Le nouveau film très attendu de M. Night Shyamalan sort le 16 janvier prochain sur les écrans et on vous dit pourquoi ça vaut le coup d’aller le voir.

Le réalisateur de Sixième Sens avait surpris pas mal de monde à la fin de Split avec un twist qui laissait fortement présager d’une suite. Cette suite, c’est Glass et c’est peu dire si elle est attendue par les fans du cinéaste et de l’un de ses plus grands films Incassable.

Si vous êtes à jour, vous savez déjà que Glass est autant une suite de Split que d’Incassable. Bruce Willis et Samuel L. Jackson reprennent leur rôle emblématique 19 ans après et James McAvoy est de retour avec ses multiples personnalités. M. Night Shyamalan clôture-t-il sa trilogie comme il se doit ? Malgré ses incohérences et son rythme imparfait, Glass a des qualités que l’on se devait de souligner, en témoignent ces 3 raisons de se rendre dans les salles le 16 janvier prochain.

Parce que la performance de James McAvoy est impressionnante

Il était déjà bluffant dans Split, le revoilà avec encore plus de personnalités et toujours plus de talent. James McAvoy incarne une dizaine de personnages avec une maîtrise qui force le respect.

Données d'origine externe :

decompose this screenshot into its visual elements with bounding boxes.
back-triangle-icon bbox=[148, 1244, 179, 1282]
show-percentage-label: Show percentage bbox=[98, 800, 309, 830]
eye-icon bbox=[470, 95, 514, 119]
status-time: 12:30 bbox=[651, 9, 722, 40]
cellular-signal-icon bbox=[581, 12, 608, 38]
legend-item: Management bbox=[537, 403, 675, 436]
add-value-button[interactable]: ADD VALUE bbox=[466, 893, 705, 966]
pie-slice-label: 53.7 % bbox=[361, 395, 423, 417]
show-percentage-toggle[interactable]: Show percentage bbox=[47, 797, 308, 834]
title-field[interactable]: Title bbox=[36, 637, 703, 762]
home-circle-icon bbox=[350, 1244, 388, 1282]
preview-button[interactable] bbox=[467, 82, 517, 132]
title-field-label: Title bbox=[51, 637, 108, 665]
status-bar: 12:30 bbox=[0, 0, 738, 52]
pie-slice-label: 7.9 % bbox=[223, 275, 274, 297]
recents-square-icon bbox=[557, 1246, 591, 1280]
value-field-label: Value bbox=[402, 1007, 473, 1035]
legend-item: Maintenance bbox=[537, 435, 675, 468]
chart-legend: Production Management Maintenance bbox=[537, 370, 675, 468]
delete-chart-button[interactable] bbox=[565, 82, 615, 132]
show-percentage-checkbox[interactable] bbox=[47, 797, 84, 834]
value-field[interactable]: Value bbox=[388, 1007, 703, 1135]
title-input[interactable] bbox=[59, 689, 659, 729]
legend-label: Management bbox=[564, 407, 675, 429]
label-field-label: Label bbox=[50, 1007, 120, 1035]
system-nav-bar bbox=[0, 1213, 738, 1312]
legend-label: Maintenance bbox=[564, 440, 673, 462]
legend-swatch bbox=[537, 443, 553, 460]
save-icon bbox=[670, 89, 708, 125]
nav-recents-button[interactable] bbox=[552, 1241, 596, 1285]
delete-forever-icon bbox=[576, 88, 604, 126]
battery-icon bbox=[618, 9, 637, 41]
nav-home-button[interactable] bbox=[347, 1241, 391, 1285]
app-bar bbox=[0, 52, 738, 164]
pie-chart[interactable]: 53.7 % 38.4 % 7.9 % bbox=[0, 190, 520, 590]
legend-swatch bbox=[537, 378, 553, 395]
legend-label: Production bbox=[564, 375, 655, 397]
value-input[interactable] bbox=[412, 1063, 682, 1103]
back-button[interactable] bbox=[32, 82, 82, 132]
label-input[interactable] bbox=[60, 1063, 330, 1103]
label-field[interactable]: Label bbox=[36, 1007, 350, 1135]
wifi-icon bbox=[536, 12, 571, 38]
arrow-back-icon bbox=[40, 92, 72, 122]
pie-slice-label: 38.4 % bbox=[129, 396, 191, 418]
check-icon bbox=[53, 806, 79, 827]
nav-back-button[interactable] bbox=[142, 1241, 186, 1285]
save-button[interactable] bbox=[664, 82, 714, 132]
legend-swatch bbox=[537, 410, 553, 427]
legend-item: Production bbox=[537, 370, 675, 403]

Son jeu a été mis à rude épreuve puisque les lumières qui se trouvent dans la cellule de Kevin Wendell Crumb le font passer en un clin d’oeil de la rigueur de Patricia à la naïveté d’Hedwig en passant par la monstruosité de La Bête. Difficile de ne pas se perdre dans tout ça mais l’acteur y parvient avec brio et ne tombe pas dans le piège facile du surjeu. On applaudit !

Parce que la musique vous met bien dans l’ambiance

La bande originale d’Incassable, signée James Newton Howard, avait marqué à juste titre les spectateurs. M. Night Shyamalan a eu la bonne idée de demander au compositeur West Dylan Thordson – qui avait déjà travaillé avec lui pour Split – de reprendre les thèmes les plus célèbres du film et de les revisiter pour Glass.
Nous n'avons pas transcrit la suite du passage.